これらの信号が直にICに印加され制御処理されております。
IC内の処理系の不具合では、仕様書もない状況では修理が難しいです。
これ以上の解析もできませんので、依頼者と相談し基板の移植にて対応をすることになりました。
幸運なことに、ちょうどUSB給電基板の実装検査用の同じすみっコパッドがあるので、そのすみっコパッドから基板のみを移植します。
因みに、USB給電基板の実装検査には、タッチ操作する必要がなく、USBから給電起動さえすればよいです。

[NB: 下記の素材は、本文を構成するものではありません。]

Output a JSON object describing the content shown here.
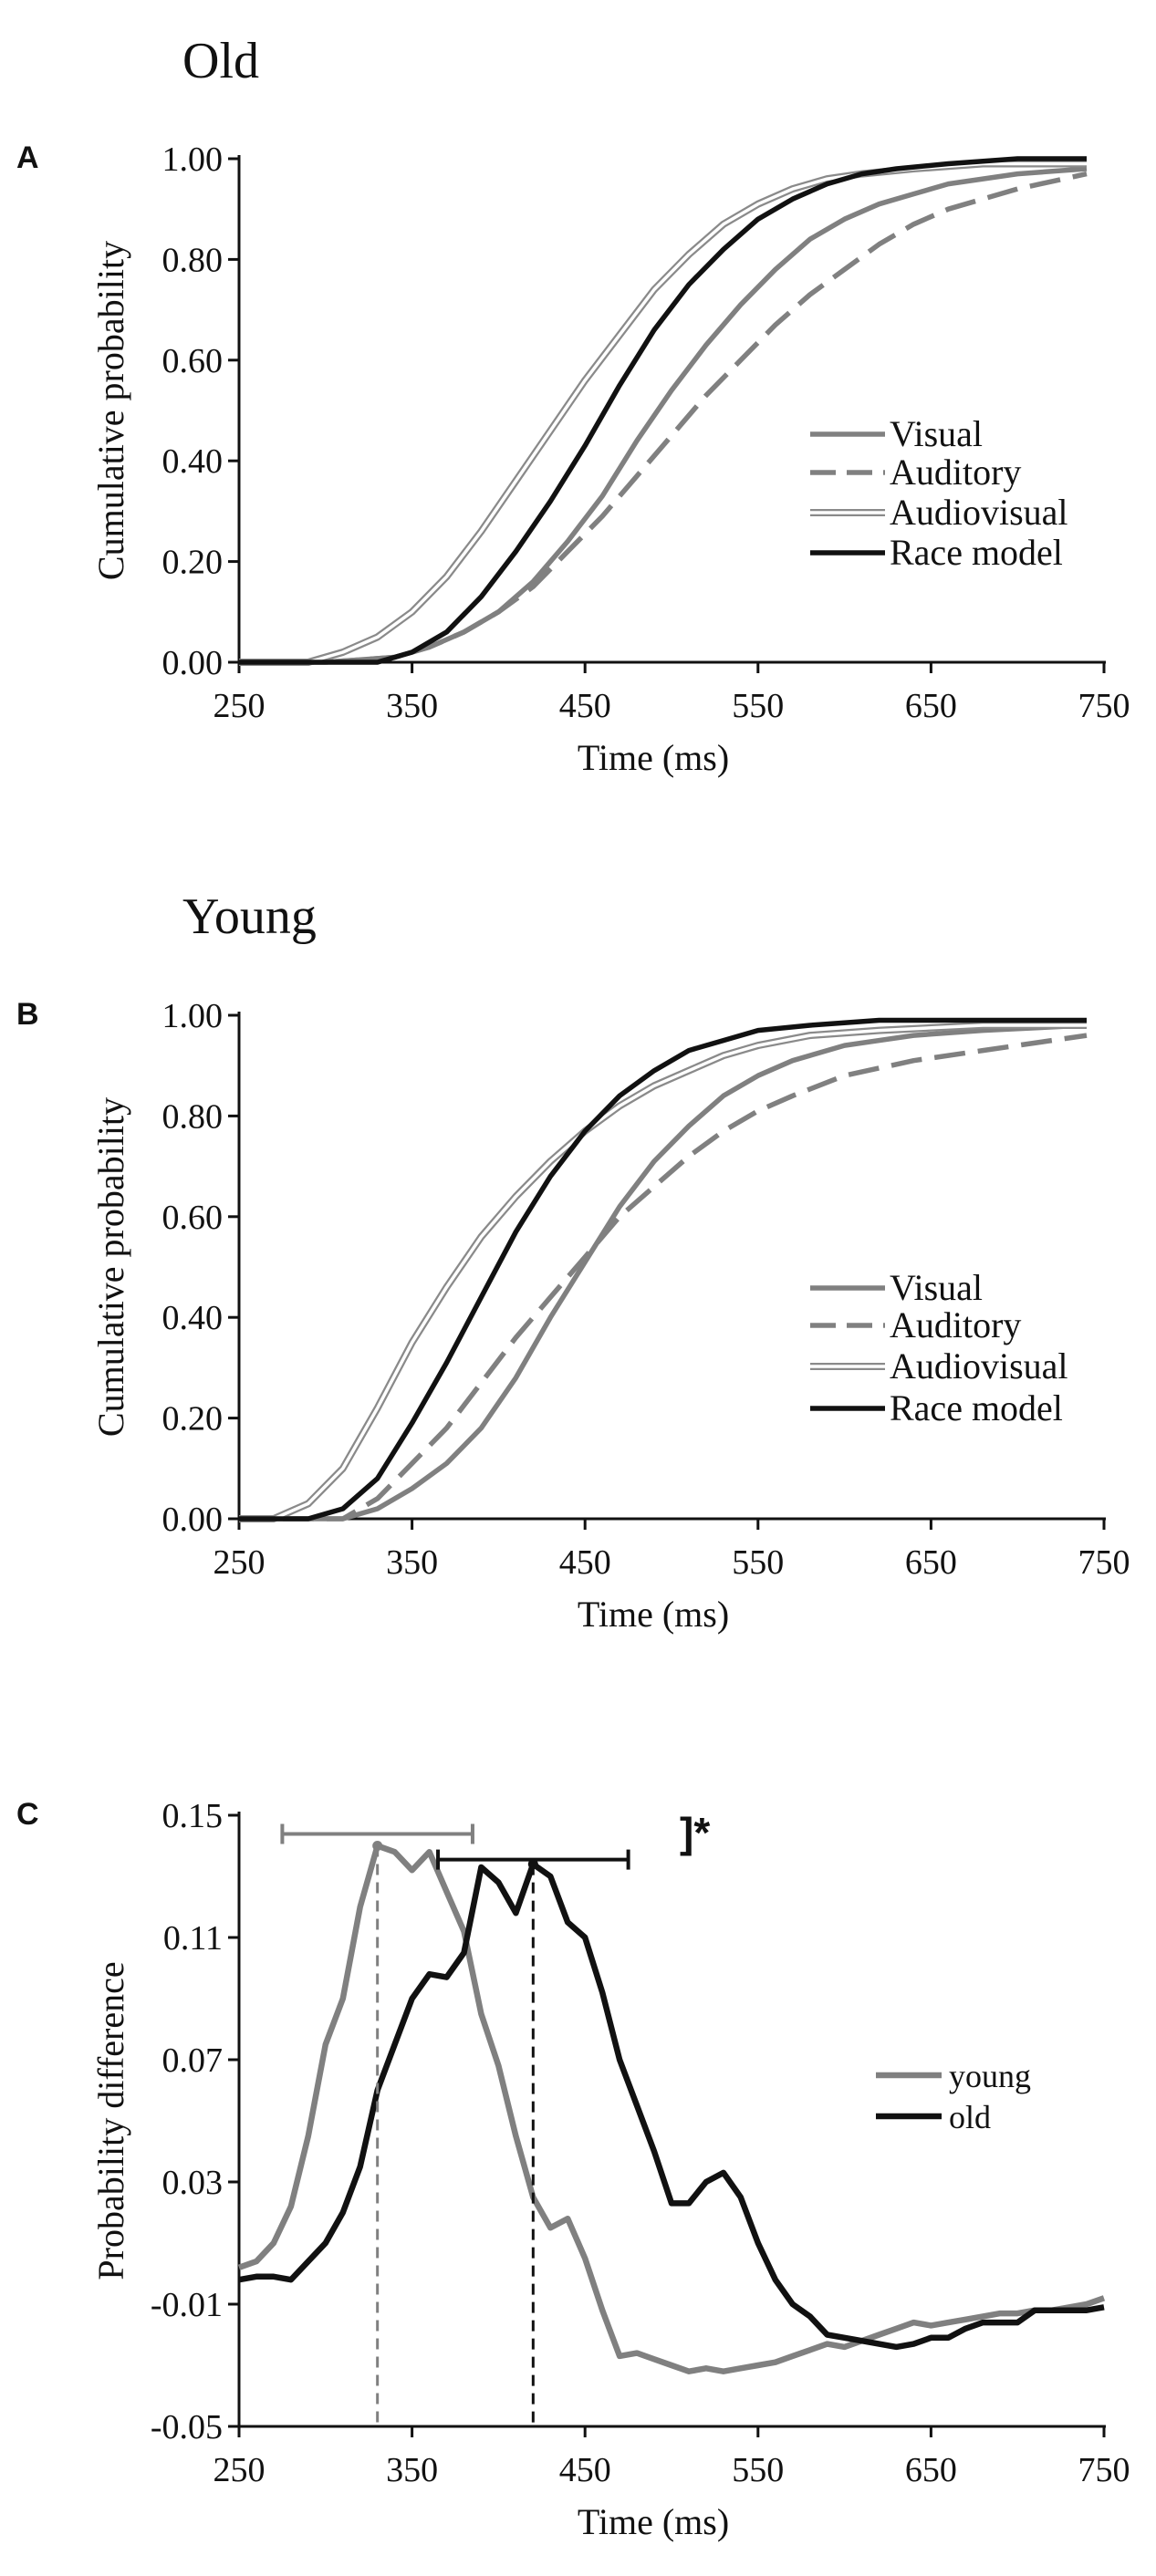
{
  "colors": {
    "black": "#111111",
    "gray": "#808080",
    "double_outer": "#8a8a8a",
    "white": "#ffffff"
  },
  "chart_data": [
    {
      "type": "line",
      "id": "A",
      "panel_letter": "A",
      "title": "Old",
      "xlabel": "Time (ms)",
      "ylabel": "Cumulative probability",
      "xlim": [
        250,
        750
      ],
      "ylim": [
        0,
        1
      ],
      "xticks": [
        "250",
        "350",
        "450",
        "550",
        "650",
        "750"
      ],
      "yticks": [
        "0.00",
        "0.20",
        "0.40",
        "0.60",
        "0.80",
        "1.00"
      ],
      "legend_position": "right-middle",
      "series": [
        {
          "name": "Visual",
          "style": "solid-gray",
          "x": [
            250,
            300,
            340,
            360,
            380,
            400,
            420,
            440,
            460,
            480,
            500,
            520,
            540,
            560,
            580,
            600,
            620,
            640,
            660,
            700,
            740
          ],
          "y": [
            0,
            0,
            0.01,
            0.03,
            0.06,
            0.1,
            0.16,
            0.24,
            0.33,
            0.44,
            0.54,
            0.63,
            0.71,
            0.78,
            0.84,
            0.88,
            0.91,
            0.93,
            0.95,
            0.97,
            0.98
          ]
        },
        {
          "name": "Auditory",
          "style": "dashed-gray",
          "x": [
            250,
            300,
            340,
            360,
            380,
            400,
            420,
            440,
            460,
            480,
            500,
            520,
            540,
            560,
            580,
            600,
            620,
            640,
            660,
            700,
            740
          ],
          "y": [
            0,
            0,
            0.01,
            0.03,
            0.06,
            0.1,
            0.15,
            0.22,
            0.29,
            0.37,
            0.45,
            0.53,
            0.6,
            0.67,
            0.73,
            0.78,
            0.83,
            0.87,
            0.9,
            0.94,
            0.97
          ]
        },
        {
          "name": "Audiovisual",
          "style": "double",
          "x": [
            250,
            290,
            310,
            330,
            350,
            370,
            390,
            410,
            430,
            450,
            470,
            490,
            510,
            530,
            550,
            570,
            590,
            610,
            640,
            680,
            740
          ],
          "y": [
            0,
            0,
            0.02,
            0.05,
            0.1,
            0.17,
            0.26,
            0.36,
            0.46,
            0.56,
            0.65,
            0.74,
            0.81,
            0.87,
            0.91,
            0.94,
            0.96,
            0.97,
            0.98,
            0.99,
            0.99
          ]
        },
        {
          "name": "Race model",
          "style": "solid-black",
          "x": [
            250,
            330,
            350,
            370,
            390,
            410,
            430,
            450,
            470,
            490,
            510,
            530,
            550,
            570,
            590,
            610,
            630,
            660,
            700,
            740
          ],
          "y": [
            0,
            0,
            0.02,
            0.06,
            0.13,
            0.22,
            0.32,
            0.43,
            0.55,
            0.66,
            0.75,
            0.82,
            0.88,
            0.92,
            0.95,
            0.97,
            0.98,
            0.99,
            1.0,
            1.0
          ]
        }
      ]
    },
    {
      "type": "line",
      "id": "B",
      "panel_letter": "B",
      "title": "Young",
      "xlabel": "Time (ms)",
      "ylabel": "Cumulative probability",
      "xlim": [
        250,
        750
      ],
      "ylim": [
        0,
        1
      ],
      "xticks": [
        "250",
        "350",
        "450",
        "550",
        "650",
        "750"
      ],
      "yticks": [
        "0.00",
        "0.20",
        "0.40",
        "0.60",
        "0.80",
        "1.00"
      ],
      "legend_position": "right-middle",
      "series": [
        {
          "name": "Visual",
          "style": "solid-gray",
          "x": [
            250,
            310,
            330,
            350,
            370,
            390,
            410,
            430,
            450,
            470,
            490,
            510,
            530,
            550,
            570,
            600,
            640,
            680,
            740
          ],
          "y": [
            0,
            0,
            0.02,
            0.06,
            0.11,
            0.18,
            0.28,
            0.4,
            0.51,
            0.62,
            0.71,
            0.78,
            0.84,
            0.88,
            0.91,
            0.94,
            0.96,
            0.97,
            0.98
          ]
        },
        {
          "name": "Auditory",
          "style": "dashed-gray",
          "x": [
            250,
            310,
            330,
            350,
            370,
            390,
            410,
            430,
            450,
            470,
            490,
            510,
            530,
            550,
            570,
            600,
            640,
            680,
            740
          ],
          "y": [
            0,
            0,
            0.04,
            0.11,
            0.18,
            0.27,
            0.36,
            0.44,
            0.52,
            0.6,
            0.66,
            0.72,
            0.77,
            0.81,
            0.84,
            0.88,
            0.91,
            0.93,
            0.96
          ]
        },
        {
          "name": "Audiovisual",
          "style": "double",
          "x": [
            250,
            270,
            290,
            310,
            330,
            350,
            370,
            390,
            410,
            430,
            450,
            470,
            490,
            510,
            530,
            550,
            580,
            620,
            680,
            740
          ],
          "y": [
            0,
            0,
            0.03,
            0.1,
            0.22,
            0.35,
            0.46,
            0.56,
            0.64,
            0.71,
            0.77,
            0.82,
            0.86,
            0.89,
            0.92,
            0.94,
            0.96,
            0.97,
            0.98,
            0.98
          ]
        },
        {
          "name": "Race model",
          "style": "solid-black",
          "x": [
            250,
            290,
            310,
            330,
            350,
            370,
            390,
            410,
            430,
            450,
            470,
            490,
            510,
            530,
            550,
            580,
            620,
            680,
            740
          ],
          "y": [
            0,
            0,
            0.02,
            0.08,
            0.19,
            0.31,
            0.44,
            0.57,
            0.68,
            0.77,
            0.84,
            0.89,
            0.93,
            0.95,
            0.97,
            0.98,
            0.99,
            0.99,
            0.99
          ]
        }
      ]
    },
    {
      "type": "line",
      "id": "C",
      "panel_letter": "C",
      "title": "",
      "xlabel": "Time (ms)",
      "ylabel": "Probability difference",
      "xlim": [
        250,
        750
      ],
      "ylim": [
        -0.05,
        0.15
      ],
      "xticks": [
        "250",
        "350",
        "450",
        "550",
        "650",
        "750"
      ],
      "yticks": [
        "-0.05",
        "-0.01",
        "0.03",
        "0.07",
        "0.11",
        "0.15"
      ],
      "legend_position": "right-middle",
      "significance_label": "]*",
      "series": [
        {
          "name": "young",
          "style": "thick-gray",
          "x": [
            250,
            260,
            270,
            280,
            290,
            300,
            310,
            320,
            330,
            340,
            350,
            360,
            370,
            380,
            390,
            400,
            410,
            420,
            430,
            440,
            450,
            460,
            470,
            480,
            490,
            500,
            510,
            520,
            530,
            540,
            550,
            560,
            570,
            580,
            590,
            600,
            610,
            620,
            630,
            640,
            650,
            660,
            670,
            680,
            690,
            700,
            710,
            720,
            730,
            740,
            750
          ],
          "y": [
            0.002,
            0.004,
            0.01,
            0.022,
            0.045,
            0.075,
            0.09,
            0.12,
            0.14,
            0.138,
            0.132,
            0.138,
            0.125,
            0.112,
            0.085,
            0.068,
            0.045,
            0.025,
            0.015,
            0.018,
            0.005,
            -0.012,
            -0.027,
            -0.026,
            -0.028,
            -0.03,
            -0.032,
            -0.031,
            -0.032,
            -0.031,
            -0.03,
            -0.029,
            -0.027,
            -0.025,
            -0.023,
            -0.024,
            -0.022,
            -0.02,
            -0.018,
            -0.016,
            -0.017,
            -0.016,
            -0.015,
            -0.014,
            -0.013,
            -0.013,
            -0.012,
            -0.012,
            -0.011,
            -0.01,
            -0.008
          ]
        },
        {
          "name": "old",
          "style": "thick-black",
          "x": [
            250,
            260,
            270,
            280,
            290,
            300,
            310,
            320,
            330,
            340,
            350,
            360,
            370,
            380,
            390,
            400,
            410,
            420,
            430,
            440,
            450,
            460,
            470,
            480,
            490,
            500,
            510,
            520,
            530,
            540,
            550,
            560,
            570,
            580,
            590,
            600,
            610,
            620,
            630,
            640,
            650,
            660,
            670,
            680,
            690,
            700,
            710,
            720,
            730,
            740,
            750
          ],
          "y": [
            -0.002,
            -0.001,
            -0.001,
            -0.002,
            0.004,
            0.01,
            0.02,
            0.035,
            0.06,
            0.075,
            0.09,
            0.098,
            0.097,
            0.105,
            0.133,
            0.128,
            0.118,
            0.134,
            0.13,
            0.115,
            0.11,
            0.092,
            0.07,
            0.055,
            0.04,
            0.023,
            0.023,
            0.03,
            0.033,
            0.025,
            0.01,
            -0.002,
            -0.01,
            -0.014,
            -0.02,
            -0.021,
            -0.022,
            -0.023,
            -0.024,
            -0.023,
            -0.021,
            -0.021,
            -0.018,
            -0.016,
            -0.016,
            -0.016,
            -0.012,
            -0.012,
            -0.012,
            -0.012,
            -0.011
          ]
        }
      ],
      "peaks": [
        {
          "name": "young",
          "x": 330,
          "y": 0.14,
          "range": [
            275,
            385
          ]
        },
        {
          "name": "old",
          "x": 420,
          "y": 0.134,
          "range": [
            365,
            475
          ]
        }
      ]
    }
  ]
}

筐体のデートコードを確認すると、製造時期は、2ヶ月しか差がないので、そのまま移植できそうです。
基板のリビジョンも同じですね。
ただ、残念ながら、それまで撮影していた写真や集めたデータは移動できませんので、初期化が前提となります。では、ささっと組み立てて動作確認します。
今回は、基板の移植交換となってしまいましたが、またこれからもいっぱい遊んでもらえると思います。
迅速で丁寧なご対応に心より感謝申し上げます。
修理していただいたすみっコパッドを子どもに渡したところ、とても喜んで夢中になって遊んでおります。
おかげさまで、大切なおもちゃをこれからも大事に使い続けることができます。
また何かお世話になることがございましたら、ぜひよろしくお願いいたします。
本当にありがとうございました。